The logic behind the motivations of Belarusian authorities to ban concerts remains hard to understand. In October, authorities forbid Russian rapper FACE to perform in Belarus. After submitting song lyrics to the Executive Committee, authorities refused to allow his concert.
FACE’s songs contain much swearing, stories about drug abuse, and stimatisation of certain groups of people. A month before his slated performance, Belarusian musician Dzianisau, who based his songs on Belarusian poems written by Ales Chobat (a member of the Belarusian Writers Union), also received refusal to perform in Minsk for allegedly writing “low quality lyrics.” While Belarusian musicians of varying success fight for their rights of freedom of expression, Belarusian society attempts to confront imperialist adepts like Viktor Kalina.

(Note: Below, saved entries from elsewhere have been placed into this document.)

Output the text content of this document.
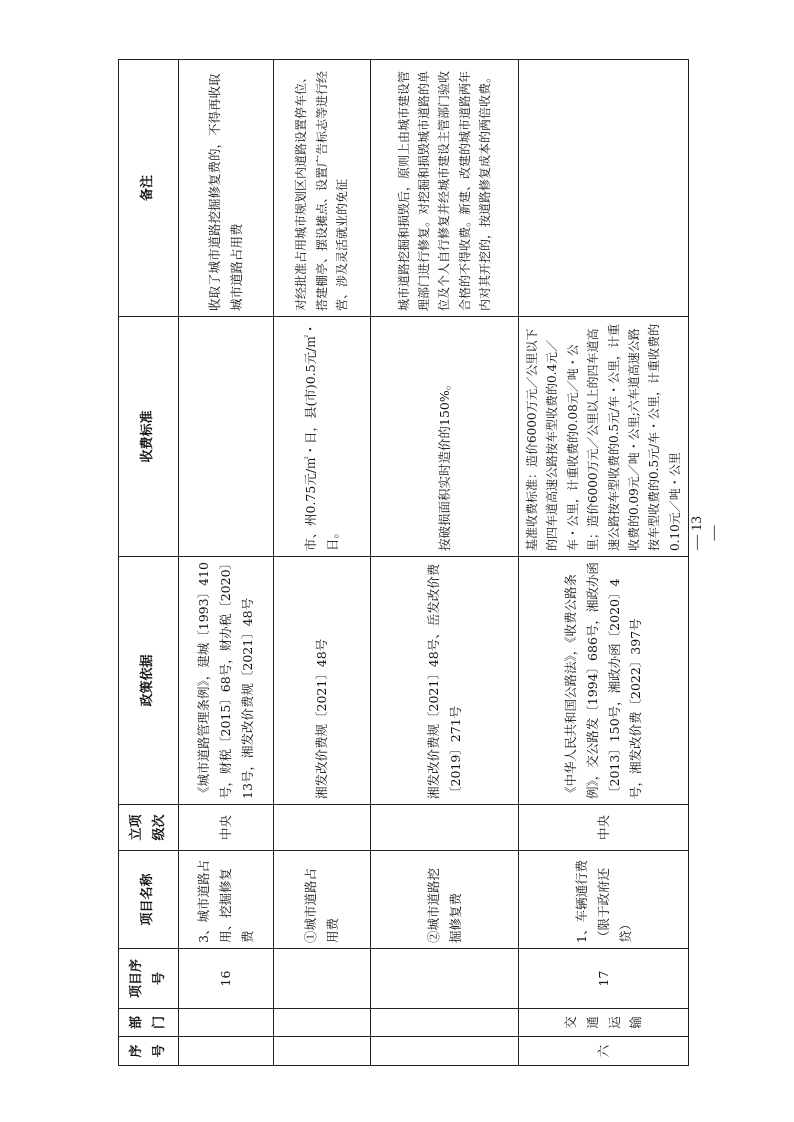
— 13 —
序号	部门	项目序号	项目名称	立项级次	政策依据	收费标准	备注
		16	3、城市道路占用、挖掘修复费	中央	《城市道路管理条例》，建城〔1993〕410号，财税〔2015〕68号，财办税〔2020〕13号，湘发改价费规〔2021〕48号		收取了城市道路挖掘修复费的，不得再收取城市道路占用费
			①城市道路占用费		湘发改价费规〔2021〕48号	市、州0.75元/㎡・日，县(市)0.5元/㎡・日。	对经批准占用城市规划区内道路设置停车位、搭建棚亭、摆设摊点、设置广告标志等进行经营、涉及灵活就业的免征
			②城市道路挖掘修复费		湘发改价费规〔2021〕48号、岳发改价费〔2019〕271号	按破损面积实时造价的150%。	城市道路挖掘和损毁后，原则上由城市建设管理部门进行修复。对挖掘和损毁城市道路的单位及个人自行修复并经城市建设主管部门验收合格的不得收费。新建、改建的城市道路两年内对其开挖的，按道路修复成本的两倍收费。
六	交通运输	17	1、车辆通行费（限于政府还贷）	中央	《中华人民共和国公路法》，《收费公路条例》，交公路发〔1994〕686号，湘政办函〔2013〕150号，湘政办函〔2020〕4号，湘发改价费〔2022〕397号	基准收费标准：造价6000万元／公里以下的四车道高速公路按车型收费的0.4元／车・公里，计重收费的0.08元／吨・公里；造价6000万元／公里以上的四车道高速公路按车型收费的0.5元/车・公里，计重收费的0.09元／吨・公里;六车道高速公路按车型收费的0.5元/车・公里，计重收费的0.10元／吨・公里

During the last years, Belarusian musicians with the help of the public have been gradually receiving more freedom of expression without censorship. Consistently, the most difficult time for musicians to perform are the pre-election months during the presidential campaigns, for example in 2010 and 2015. It also seems that the authorities see less threat in musicians during the middle of the electoral cycle. Fewer musicians tend to be blacklisted, and officials allow more concerts and put less censorship on Belarusian musicians.
However, the authorities hold an administrative resource in their hands with which they can get rid of “politically inappropriate” musicians wherever they want. It becomes especially topical on the eve of elections when the regime demonstrates its power. It appears that music in Belarus is not so much the sphere of culture and business, but more the sphere of ideology and politics.